Change pipeline start date as current date. If the pipeline start date is in the past then many data slices are created from that date to the current date and they will be copied. Also, you have set Concurrency : 2. This means 2 activities will run at a time.

e.g If your output dataset availability is 1 day and your pipeline start date is 29 - 05 -2017 then until today 16-06-2017 total 18 data slices will be created for each day. If you set the concurrency as 2 then 2 copy activities are run at a time. If Concurrency : 10 then 10 copy activities are run parallel.

Be careful with Output Dataset availability, Pipeline Start Date, Concurrency and Source Query.

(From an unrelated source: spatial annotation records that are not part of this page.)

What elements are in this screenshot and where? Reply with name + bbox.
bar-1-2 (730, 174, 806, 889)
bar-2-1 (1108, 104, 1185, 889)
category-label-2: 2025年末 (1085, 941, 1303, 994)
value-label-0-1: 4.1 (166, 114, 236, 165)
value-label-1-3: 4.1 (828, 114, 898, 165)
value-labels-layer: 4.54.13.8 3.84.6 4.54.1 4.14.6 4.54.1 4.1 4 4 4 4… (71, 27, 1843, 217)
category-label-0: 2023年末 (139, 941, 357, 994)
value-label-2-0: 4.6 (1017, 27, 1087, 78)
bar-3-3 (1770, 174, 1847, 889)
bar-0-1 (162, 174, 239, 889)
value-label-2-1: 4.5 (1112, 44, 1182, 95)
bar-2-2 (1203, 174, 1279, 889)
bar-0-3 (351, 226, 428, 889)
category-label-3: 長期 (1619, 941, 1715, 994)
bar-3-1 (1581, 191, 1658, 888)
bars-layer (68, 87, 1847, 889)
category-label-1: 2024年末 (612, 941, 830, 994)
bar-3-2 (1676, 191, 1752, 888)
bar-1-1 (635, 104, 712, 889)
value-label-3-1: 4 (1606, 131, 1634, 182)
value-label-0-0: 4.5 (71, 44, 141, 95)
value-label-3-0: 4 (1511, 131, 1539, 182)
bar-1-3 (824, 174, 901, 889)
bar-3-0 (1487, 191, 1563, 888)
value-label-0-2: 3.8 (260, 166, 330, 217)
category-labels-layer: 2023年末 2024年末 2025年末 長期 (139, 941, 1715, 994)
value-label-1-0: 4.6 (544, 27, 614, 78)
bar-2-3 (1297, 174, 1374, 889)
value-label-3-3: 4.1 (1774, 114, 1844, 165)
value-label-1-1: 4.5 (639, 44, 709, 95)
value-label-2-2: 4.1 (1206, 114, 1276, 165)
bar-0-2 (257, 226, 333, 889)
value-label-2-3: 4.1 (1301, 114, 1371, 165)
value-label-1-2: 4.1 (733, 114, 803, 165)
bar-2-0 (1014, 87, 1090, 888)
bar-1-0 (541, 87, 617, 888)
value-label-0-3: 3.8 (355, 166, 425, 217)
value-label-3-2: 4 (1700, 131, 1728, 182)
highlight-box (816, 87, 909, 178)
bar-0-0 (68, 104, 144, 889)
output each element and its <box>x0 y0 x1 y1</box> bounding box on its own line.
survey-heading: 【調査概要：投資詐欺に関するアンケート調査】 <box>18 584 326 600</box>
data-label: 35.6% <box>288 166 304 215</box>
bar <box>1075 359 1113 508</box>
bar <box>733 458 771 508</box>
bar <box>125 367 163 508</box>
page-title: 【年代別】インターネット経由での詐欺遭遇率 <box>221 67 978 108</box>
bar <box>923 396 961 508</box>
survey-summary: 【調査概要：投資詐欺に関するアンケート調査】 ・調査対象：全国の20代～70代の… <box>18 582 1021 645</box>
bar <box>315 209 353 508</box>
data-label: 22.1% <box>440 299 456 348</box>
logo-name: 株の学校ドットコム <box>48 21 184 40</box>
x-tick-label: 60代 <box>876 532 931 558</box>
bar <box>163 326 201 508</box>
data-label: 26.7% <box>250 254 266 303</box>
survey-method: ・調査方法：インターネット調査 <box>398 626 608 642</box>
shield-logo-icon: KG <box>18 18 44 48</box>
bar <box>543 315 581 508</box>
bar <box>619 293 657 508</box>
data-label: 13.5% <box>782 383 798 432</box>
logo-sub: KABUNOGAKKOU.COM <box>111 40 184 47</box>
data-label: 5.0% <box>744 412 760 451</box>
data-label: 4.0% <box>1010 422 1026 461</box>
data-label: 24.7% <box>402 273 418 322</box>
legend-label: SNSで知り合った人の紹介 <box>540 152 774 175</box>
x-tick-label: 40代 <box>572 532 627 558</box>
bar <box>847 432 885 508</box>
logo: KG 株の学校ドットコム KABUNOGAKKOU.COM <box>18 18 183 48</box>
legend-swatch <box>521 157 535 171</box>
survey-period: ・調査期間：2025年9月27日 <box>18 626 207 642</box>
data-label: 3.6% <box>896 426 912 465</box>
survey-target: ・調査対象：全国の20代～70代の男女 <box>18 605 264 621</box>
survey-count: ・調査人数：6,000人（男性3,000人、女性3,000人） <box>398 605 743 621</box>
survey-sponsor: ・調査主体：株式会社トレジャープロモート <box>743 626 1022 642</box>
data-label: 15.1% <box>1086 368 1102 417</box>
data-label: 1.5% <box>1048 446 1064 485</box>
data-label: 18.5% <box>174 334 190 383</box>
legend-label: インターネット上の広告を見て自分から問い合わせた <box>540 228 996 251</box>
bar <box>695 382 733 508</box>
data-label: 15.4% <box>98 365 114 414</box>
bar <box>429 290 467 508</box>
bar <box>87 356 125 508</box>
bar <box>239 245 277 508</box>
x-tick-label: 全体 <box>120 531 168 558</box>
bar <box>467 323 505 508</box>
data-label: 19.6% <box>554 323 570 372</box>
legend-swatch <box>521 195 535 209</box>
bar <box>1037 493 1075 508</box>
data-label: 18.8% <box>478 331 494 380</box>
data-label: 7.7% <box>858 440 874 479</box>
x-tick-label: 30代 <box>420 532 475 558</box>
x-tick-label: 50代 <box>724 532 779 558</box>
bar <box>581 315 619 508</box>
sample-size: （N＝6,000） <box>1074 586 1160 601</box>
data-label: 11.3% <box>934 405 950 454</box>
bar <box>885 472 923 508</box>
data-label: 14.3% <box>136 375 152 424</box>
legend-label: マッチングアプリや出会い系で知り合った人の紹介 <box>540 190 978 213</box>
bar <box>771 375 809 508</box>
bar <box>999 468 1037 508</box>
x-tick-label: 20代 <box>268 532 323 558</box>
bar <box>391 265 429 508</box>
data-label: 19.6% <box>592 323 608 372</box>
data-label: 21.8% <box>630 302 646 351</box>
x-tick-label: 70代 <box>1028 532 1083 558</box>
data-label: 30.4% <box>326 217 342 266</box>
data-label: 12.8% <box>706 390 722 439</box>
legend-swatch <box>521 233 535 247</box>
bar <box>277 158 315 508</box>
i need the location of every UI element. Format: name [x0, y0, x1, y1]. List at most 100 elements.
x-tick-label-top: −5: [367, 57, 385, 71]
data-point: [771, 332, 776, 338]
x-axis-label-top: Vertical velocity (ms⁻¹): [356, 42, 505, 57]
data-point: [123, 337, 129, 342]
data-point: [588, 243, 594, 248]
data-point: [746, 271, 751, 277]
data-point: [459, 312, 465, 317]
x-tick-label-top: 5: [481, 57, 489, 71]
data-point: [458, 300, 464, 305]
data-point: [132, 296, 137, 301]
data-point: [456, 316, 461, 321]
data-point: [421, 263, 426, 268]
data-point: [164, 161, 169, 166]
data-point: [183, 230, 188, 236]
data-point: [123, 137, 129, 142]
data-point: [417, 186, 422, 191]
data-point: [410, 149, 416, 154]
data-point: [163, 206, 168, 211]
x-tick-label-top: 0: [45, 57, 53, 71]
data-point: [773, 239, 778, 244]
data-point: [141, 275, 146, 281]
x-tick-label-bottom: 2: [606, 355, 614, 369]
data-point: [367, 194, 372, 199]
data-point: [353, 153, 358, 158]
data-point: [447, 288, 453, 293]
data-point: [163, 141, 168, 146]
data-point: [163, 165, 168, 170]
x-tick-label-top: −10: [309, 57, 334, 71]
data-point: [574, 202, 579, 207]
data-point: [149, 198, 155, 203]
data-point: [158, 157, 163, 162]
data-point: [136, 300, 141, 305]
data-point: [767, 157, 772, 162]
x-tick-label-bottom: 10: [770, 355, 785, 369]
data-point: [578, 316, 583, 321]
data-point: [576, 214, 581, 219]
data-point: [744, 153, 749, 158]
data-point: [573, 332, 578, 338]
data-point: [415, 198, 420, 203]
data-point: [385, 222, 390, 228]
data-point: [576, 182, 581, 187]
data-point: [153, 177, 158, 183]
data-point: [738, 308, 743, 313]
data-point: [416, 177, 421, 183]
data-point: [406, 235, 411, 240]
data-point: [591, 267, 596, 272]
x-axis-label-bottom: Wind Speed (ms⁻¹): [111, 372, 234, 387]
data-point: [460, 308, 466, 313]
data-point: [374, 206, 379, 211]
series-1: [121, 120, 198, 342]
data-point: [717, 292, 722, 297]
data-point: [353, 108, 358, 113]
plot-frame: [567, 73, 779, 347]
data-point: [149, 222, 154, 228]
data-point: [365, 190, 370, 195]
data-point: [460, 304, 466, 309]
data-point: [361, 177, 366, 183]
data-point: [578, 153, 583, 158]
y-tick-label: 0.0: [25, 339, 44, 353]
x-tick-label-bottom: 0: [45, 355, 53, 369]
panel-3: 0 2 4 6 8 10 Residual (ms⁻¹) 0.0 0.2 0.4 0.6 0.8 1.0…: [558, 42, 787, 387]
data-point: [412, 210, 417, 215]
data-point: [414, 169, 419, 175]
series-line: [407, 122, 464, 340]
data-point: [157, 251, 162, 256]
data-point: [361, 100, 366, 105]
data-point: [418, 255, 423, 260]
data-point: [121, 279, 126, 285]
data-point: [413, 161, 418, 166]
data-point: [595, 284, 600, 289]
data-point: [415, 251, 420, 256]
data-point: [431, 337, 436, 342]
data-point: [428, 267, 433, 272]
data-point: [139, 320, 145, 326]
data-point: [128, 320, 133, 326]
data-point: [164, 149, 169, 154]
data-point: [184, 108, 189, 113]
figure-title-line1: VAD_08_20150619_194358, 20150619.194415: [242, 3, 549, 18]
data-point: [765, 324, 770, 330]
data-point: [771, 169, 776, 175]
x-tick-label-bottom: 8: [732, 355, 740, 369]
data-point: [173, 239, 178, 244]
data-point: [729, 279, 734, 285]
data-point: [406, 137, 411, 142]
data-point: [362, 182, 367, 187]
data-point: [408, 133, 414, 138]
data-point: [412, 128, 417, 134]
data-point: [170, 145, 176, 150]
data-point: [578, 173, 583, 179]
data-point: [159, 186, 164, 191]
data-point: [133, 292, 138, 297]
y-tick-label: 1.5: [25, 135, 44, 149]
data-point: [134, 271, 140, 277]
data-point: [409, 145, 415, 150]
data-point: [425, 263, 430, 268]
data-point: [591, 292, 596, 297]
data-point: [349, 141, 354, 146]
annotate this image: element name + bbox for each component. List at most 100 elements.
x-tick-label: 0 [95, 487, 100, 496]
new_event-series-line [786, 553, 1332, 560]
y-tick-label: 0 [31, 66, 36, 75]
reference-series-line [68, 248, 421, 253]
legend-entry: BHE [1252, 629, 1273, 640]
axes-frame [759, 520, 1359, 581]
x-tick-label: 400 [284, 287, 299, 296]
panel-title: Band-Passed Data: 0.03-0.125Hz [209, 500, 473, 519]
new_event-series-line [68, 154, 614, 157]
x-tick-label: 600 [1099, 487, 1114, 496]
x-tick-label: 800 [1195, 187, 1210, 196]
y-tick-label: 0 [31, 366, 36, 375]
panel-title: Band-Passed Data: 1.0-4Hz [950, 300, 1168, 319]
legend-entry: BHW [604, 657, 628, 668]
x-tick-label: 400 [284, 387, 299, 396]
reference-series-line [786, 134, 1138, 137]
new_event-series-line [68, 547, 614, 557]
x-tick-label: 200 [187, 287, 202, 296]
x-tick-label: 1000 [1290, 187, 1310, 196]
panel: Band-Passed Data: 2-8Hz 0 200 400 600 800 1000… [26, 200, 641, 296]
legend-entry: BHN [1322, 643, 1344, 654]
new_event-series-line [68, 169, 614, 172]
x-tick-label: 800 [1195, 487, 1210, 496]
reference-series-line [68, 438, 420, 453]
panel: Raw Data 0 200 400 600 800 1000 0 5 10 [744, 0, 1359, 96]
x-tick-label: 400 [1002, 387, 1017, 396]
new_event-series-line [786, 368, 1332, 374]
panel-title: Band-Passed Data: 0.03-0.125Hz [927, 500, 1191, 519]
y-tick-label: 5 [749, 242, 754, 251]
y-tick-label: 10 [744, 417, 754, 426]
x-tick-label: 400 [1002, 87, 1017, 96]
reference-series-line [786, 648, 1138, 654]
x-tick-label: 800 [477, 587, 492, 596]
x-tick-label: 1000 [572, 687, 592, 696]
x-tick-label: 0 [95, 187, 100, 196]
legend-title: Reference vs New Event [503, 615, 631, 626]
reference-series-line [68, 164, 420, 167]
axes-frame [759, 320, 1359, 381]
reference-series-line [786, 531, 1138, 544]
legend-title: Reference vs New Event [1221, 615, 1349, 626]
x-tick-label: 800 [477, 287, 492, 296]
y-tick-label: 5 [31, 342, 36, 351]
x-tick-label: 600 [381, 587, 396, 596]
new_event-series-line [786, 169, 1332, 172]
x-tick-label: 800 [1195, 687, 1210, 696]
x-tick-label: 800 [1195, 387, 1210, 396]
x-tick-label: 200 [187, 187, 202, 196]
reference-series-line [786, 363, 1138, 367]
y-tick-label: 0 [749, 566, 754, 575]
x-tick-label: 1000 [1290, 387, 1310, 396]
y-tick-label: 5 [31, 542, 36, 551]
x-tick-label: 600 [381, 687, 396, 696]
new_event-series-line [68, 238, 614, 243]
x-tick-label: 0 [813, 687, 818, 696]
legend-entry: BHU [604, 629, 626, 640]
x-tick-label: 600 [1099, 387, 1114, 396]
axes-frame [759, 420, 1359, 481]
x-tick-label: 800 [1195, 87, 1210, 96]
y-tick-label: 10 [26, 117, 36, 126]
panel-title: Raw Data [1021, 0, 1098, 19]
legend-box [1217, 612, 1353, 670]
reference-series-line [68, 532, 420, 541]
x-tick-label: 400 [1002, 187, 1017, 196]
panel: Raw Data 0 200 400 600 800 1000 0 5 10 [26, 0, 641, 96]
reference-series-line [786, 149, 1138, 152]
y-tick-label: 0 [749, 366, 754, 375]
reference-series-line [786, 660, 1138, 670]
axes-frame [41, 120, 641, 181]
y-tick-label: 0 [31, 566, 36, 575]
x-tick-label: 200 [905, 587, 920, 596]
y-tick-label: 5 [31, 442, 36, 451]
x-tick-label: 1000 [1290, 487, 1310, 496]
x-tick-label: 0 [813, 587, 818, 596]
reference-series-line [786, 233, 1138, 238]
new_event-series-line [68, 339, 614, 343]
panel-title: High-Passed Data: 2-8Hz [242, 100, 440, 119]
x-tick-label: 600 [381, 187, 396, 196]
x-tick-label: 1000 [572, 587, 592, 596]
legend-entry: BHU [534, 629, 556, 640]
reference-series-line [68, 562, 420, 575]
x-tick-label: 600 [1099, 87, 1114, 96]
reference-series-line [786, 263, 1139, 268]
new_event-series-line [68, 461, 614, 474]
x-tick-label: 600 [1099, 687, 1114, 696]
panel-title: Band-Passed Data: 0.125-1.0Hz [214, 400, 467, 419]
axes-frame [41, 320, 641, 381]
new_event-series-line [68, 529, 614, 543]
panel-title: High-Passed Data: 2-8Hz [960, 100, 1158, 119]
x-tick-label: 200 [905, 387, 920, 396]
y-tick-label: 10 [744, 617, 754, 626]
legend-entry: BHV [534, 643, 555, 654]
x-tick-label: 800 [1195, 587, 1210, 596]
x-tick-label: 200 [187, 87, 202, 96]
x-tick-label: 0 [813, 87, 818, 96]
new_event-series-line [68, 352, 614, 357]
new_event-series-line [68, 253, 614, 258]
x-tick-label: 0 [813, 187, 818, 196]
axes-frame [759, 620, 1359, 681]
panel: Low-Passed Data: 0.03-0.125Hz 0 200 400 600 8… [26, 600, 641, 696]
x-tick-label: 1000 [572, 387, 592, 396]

example of a source query is $$Text.Format('select * from c where c.ModifiedDate >= \'{0:yyyy-MM-ddTHH:mm:ssZ}\' AND c.ModifiedDate < \'{1:yyyy-MM-ddTHH:mm:ssZ}\'', WindowStart, WindowEnd) Where ModifiedDate is a column which tell the time of document created in that particular collection.

Updated :

{
  "name": "DocDbToBlobPipeline",
  "properties": {
    "activities": [
      {
        "type": "Copy",
        "typeProperties": {
          "source": {
            "type": "DocumentDbCollectionSource",
            "query": "SELECT Person.Id, Person.Name.First AS FirstName, Person.Name.Middle as MiddleName, Person.Name.Last AS LastName FROM Person",
            "nestingSeparator": "."
          },
          "sink": {
            "type": "BlobSink",
            "blobWriterAddHeader": true,
            "writeBatchSize": 1000,
            "writeBatchTimeout": "00:00:59"
          }
        },
        "inputs": [
          {
            "name": "PersonDocumentDbTable"
          }
        ],
        "outputs": [
          {
            "name": "PersonBlobTableOut"
          }
        ],
        "policy": {
          "concurrency": 1
        },
        "name": "CopyFromDocDbToBlob"
      }
    ],
    "start": "2015-04-01T00:00:00Z",
    "end": "2015-04-02T00:00:00Z"
  }
} 

Have a look at Data Factory scheduling and execution

For your Reference

1
votes

You can use the query with created/modified date (it should exists in your table) and only pick the records for current date. This will be provided by slice start or end date and that way you can read only newly created records on daily basis.